La suggestione può essere orchestrata da adulti o gruppi di adulti che si avvicinano ai giovani tramite i social media, indirizzandoli a progredire attraverso le “tappe” della pratica. Oppure possono avvenire all’interno di gruppi social o chat di messaggistica in cui i ragazzi stessi si confrontano sulle varie fasi della sfida, si incoraggiano reciprocamente e si spingono a compiere azioni pericolose, mantenendo gli adulti significativi all’oscuro di quanto sta accadendo. L’elemento più pericoloso è l’effetto di emulazione tra i partecipanti. Per questo motivo è importante parlare di questi fenomeni con attenzione.
Ad oggi, si sa ancora poco sulla correlazione effettiva tra casi di suicidio e la partecipazione a una challenge. Tuttavia, sappiamo che le fragilità durante l’infanzia e l’adolescenza sono numerose e indipendenti dalla tecnologia, e gli atti di autolesionismo possono essere diffusi in queste fasce di età.
Come proteggere bambini e ragazzi
Per garantire la protezione dei più piccoli dai potenziali rischi delle sfide social, è fondamentale che gli adulti di riferimento siano consapevoli dei diversi ambienti digitali che i bambini e gli adolescenti possono frequentare, in base all’età.
È importante ricordare che l’iscrizione ai social network è consentita solo a partire dai 13 anni con il consenso dei genitori, oppure dai 14 anni in autonomia.

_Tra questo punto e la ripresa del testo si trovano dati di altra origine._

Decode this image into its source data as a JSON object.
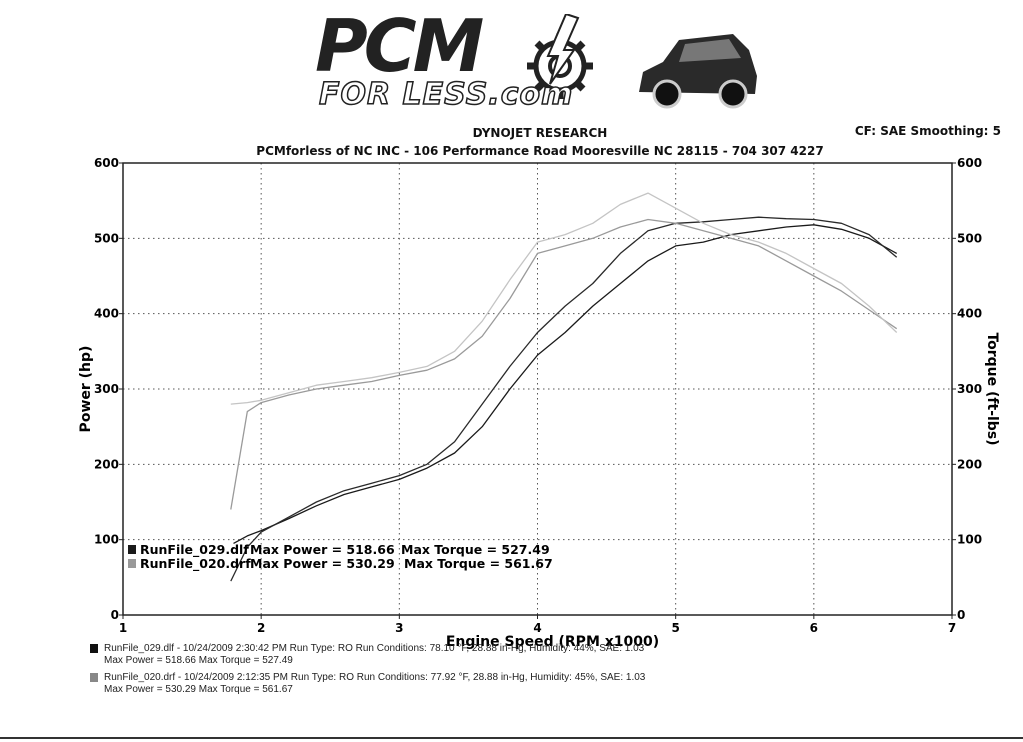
{
  "header": {
    "logo_main": "PCM",
    "logo_sub": "FOR LESS.com",
    "brand": "DYNOJET RESEARCH",
    "shop": "PCMforless of NC INC - 106 Performance Road Mooresville NC 28115 - 704 307 4227",
    "correction": "CF: SAE  Smoothing: 5"
  },
  "chart_data": {
    "type": "line",
    "xlabel": "Engine Speed (RPM x1000)",
    "ylabel": "Power (hp)",
    "y2label": "Torque (ft-lbs)",
    "xlim": [
      1,
      7
    ],
    "ylim": [
      0,
      600
    ],
    "y2lim": [
      0,
      600
    ],
    "xticks": [
      "1",
      "2",
      "3",
      "4",
      "5",
      "6",
      "7"
    ],
    "yticks": [
      "0",
      "100",
      "200",
      "300",
      "400",
      "500",
      "600"
    ],
    "y2ticks": [
      "0",
      "100",
      "200",
      "300",
      "400",
      "500",
      "600"
    ],
    "grid": true,
    "series": [
      {
        "name": "RunFile_029.dlf",
        "measure": "power",
        "color": "#1a1a1a",
        "x": [
          1.8,
          1.9,
          2.0,
          2.2,
          2.4,
          2.6,
          2.8,
          3.0,
          3.2,
          3.4,
          3.6,
          3.8,
          4.0,
          4.2,
          4.4,
          4.6,
          4.8,
          5.0,
          5.2,
          5.4,
          5.6,
          5.8,
          6.0,
          6.2,
          6.4,
          6.6
        ],
        "y": [
          95,
          105,
          112,
          128,
          145,
          160,
          170,
          180,
          195,
          215,
          250,
          300,
          345,
          375,
          410,
          440,
          470,
          490,
          495,
          505,
          510,
          515,
          518,
          512,
          500,
          480
        ]
      },
      {
        "name": "RunFile_020.drf",
        "measure": "power",
        "color": "#2a2a2a",
        "x": [
          1.78,
          1.9,
          2.0,
          2.2,
          2.4,
          2.6,
          2.8,
          3.0,
          3.2,
          3.4,
          3.6,
          3.8,
          4.0,
          4.2,
          4.4,
          4.6,
          4.8,
          5.0,
          5.2,
          5.4,
          5.6,
          5.8,
          6.0,
          6.2,
          6.4,
          6.6
        ],
        "y": [
          45,
          90,
          110,
          130,
          150,
          165,
          175,
          185,
          200,
          230,
          280,
          330,
          375,
          410,
          440,
          480,
          510,
          520,
          522,
          525,
          528,
          526,
          525,
          520,
          505,
          475
        ]
      },
      {
        "name": "RunFile_029.dlf",
        "measure": "torque",
        "color": "#9a9a9a",
        "x": [
          1.78,
          1.9,
          2.0,
          2.2,
          2.4,
          2.6,
          2.8,
          3.0,
          3.2,
          3.4,
          3.6,
          3.8,
          4.0,
          4.2,
          4.4,
          4.6,
          4.8,
          5.0,
          5.2,
          5.4,
          5.6,
          5.8,
          6.0,
          6.2,
          6.4,
          6.6
        ],
        "y": [
          140,
          270,
          282,
          292,
          300,
          305,
          310,
          318,
          325,
          340,
          370,
          420,
          480,
          490,
          500,
          515,
          525,
          520,
          510,
          500,
          490,
          470,
          450,
          430,
          405,
          380
        ]
      },
      {
        "name": "RunFile_020.drf",
        "measure": "torque",
        "color": "#c4c4c4",
        "x": [
          1.78,
          1.9,
          2.0,
          2.2,
          2.4,
          2.6,
          2.8,
          3.0,
          3.2,
          3.4,
          3.6,
          3.8,
          4.0,
          4.2,
          4.4,
          4.6,
          4.8,
          5.0,
          5.2,
          5.4,
          5.6,
          5.8,
          6.0,
          6.2,
          6.4,
          6.6
        ],
        "y": [
          280,
          282,
          285,
          295,
          305,
          310,
          315,
          322,
          330,
          350,
          390,
          445,
          495,
          505,
          520,
          545,
          560,
          540,
          520,
          505,
          495,
          480,
          460,
          440,
          410,
          375
        ]
      }
    ],
    "legend": {
      "placement": "bottom-left",
      "entries": [
        {
          "run": "RunFile_029.dlf",
          "power": "Max Power = 518.66",
          "torque": "Max Torque = 527.49",
          "swatch": "#1a1a1a"
        },
        {
          "run": "RunFile_020.drf",
          "power": "Max Power = 530.29",
          "torque": "Max Torque = 561.67",
          "swatch": "#999999"
        }
      ]
    }
  },
  "footer": {
    "runs": [
      {
        "line1": "RunFile_029.dlf - 10/24/2009 2:30:42 PM  Run Type: RO  Run Conditions: 78.10 °F, 28.88 in-Hg,  Humidity: 44%, SAE: 1.03",
        "line2": "Max Power = 518.66  Max Torque = 527.49"
      },
      {
        "line1": "RunFile_020.drf - 10/24/2009 2:12:35 PM  Run Type: RO  Run Conditions: 77.92 °F, 28.88 in-Hg,  Humidity: 45%, SAE: 1.03",
        "line2": "Max Power = 530.29  Max Torque = 561.67"
      }
    ]
  }
}
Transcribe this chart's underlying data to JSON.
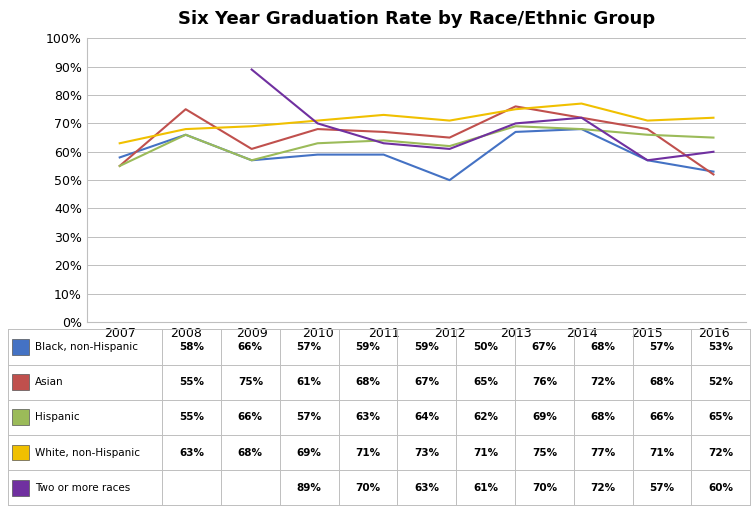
{
  "title": "Six Year Graduation Rate by Race/Ethnic Group",
  "years": [
    2007,
    2008,
    2009,
    2010,
    2011,
    2012,
    2013,
    2014,
    2015,
    2016
  ],
  "series": [
    {
      "label": "Black, non-Hispanic",
      "color": "#4472C4",
      "values": [
        58,
        66,
        57,
        59,
        59,
        50,
        67,
        68,
        57,
        53
      ]
    },
    {
      "label": "Asian",
      "color": "#C0504D",
      "values": [
        55,
        75,
        61,
        68,
        67,
        65,
        76,
        72,
        68,
        52
      ]
    },
    {
      "label": "Hispanic",
      "color": "#9BBB59",
      "values": [
        55,
        66,
        57,
        63,
        64,
        62,
        69,
        68,
        66,
        65
      ]
    },
    {
      "label": "White, non-Hispanic",
      "color": "#F0C000",
      "values": [
        63,
        68,
        69,
        71,
        73,
        71,
        75,
        77,
        71,
        72
      ]
    },
    {
      "label": "Two or more races",
      "color": "#7030A0",
      "values": [
        null,
        null,
        89,
        70,
        63,
        61,
        70,
        72,
        57,
        60
      ]
    }
  ],
  "table_rows": [
    [
      "Black, non-Hispanic",
      "58%",
      "66%",
      "57%",
      "59%",
      "59%",
      "50%",
      "67%",
      "68%",
      "57%",
      "53%"
    ],
    [
      "Asian",
      "55%",
      "75%",
      "61%",
      "68%",
      "67%",
      "65%",
      "76%",
      "72%",
      "68%",
      "52%"
    ],
    [
      "Hispanic",
      "55%",
      "66%",
      "57%",
      "63%",
      "64%",
      "62%",
      "69%",
      "68%",
      "66%",
      "65%"
    ],
    [
      "White, non-Hispanic",
      "63%",
      "68%",
      "69%",
      "71%",
      "73%",
      "71%",
      "75%",
      "77%",
      "71%",
      "72%"
    ],
    [
      "Two or more races",
      "",
      "",
      "89%",
      "70%",
      "63%",
      "61%",
      "70%",
      "72%",
      "57%",
      "60%"
    ]
  ],
  "row_colors": [
    "#4472C4",
    "#C0504D",
    "#9BBB59",
    "#F0C000",
    "#7030A0"
  ],
  "ylim": [
    0,
    100
  ],
  "yticks": [
    0,
    10,
    20,
    30,
    40,
    50,
    60,
    70,
    80,
    90,
    100
  ],
  "background_color": "#FFFFFF",
  "grid_color": "#BFBFBF",
  "line_color": "#BFBFBF"
}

Ecco alcuni consigli utili:
- Non bisogna dare per scontato il livello di autonomia che i giovani possono avere nell’uso delle tecnologie digitali. Non bisogna avere timore nel stabilire regole riguardo alla condivisione delle attività online e al tempo di utilizzo.
- È importante offrire supporto nella gestione dell’identità online, soprattutto durante le prime esperienze sociali online, evitando di essere invadenti.
- Parlare, dimostrare interesse e prevenire sono parole chiave per evitare di trovarsi coinvolti in situazioni rischiose. Sebbene sia consigliabile verificare i contenuti ai quali i più piccoli hanno accesso, rendendoli oggetto di dialogo e spunto educativo, questa pratica potrebbe essere inutile e controproducente con gli adolescenti più grandi. È inutile a causa della vasta gamma di spazi, canali e “luoghi” virtuali accessibili attraverso abilità informatiche specifiche; ed è controproducente perché allontana, viola la privacy a cui hanno diritto e interferisce con un approccio educativo basato sulla responsabilizzazione, l’autonomia progressiva e la fiducia.
- È importante sostenere gli adolescenti nell’identificazione e nella gestione delle proprie emozioni, nello sviluppo dell’autonomia, della responsabilità e di un senso etico. Devono imparare a esercitare il pensiero critico anche quando sono online, quando provare empatia verso gli altri diventa più difficile a causa di meccanismi di svincolo e distacco. Devono sapere che, se si trovano in una situazione più grande di loro, possono chiedere aiuto e che è lecito farlo anche se si sono messi nei guai.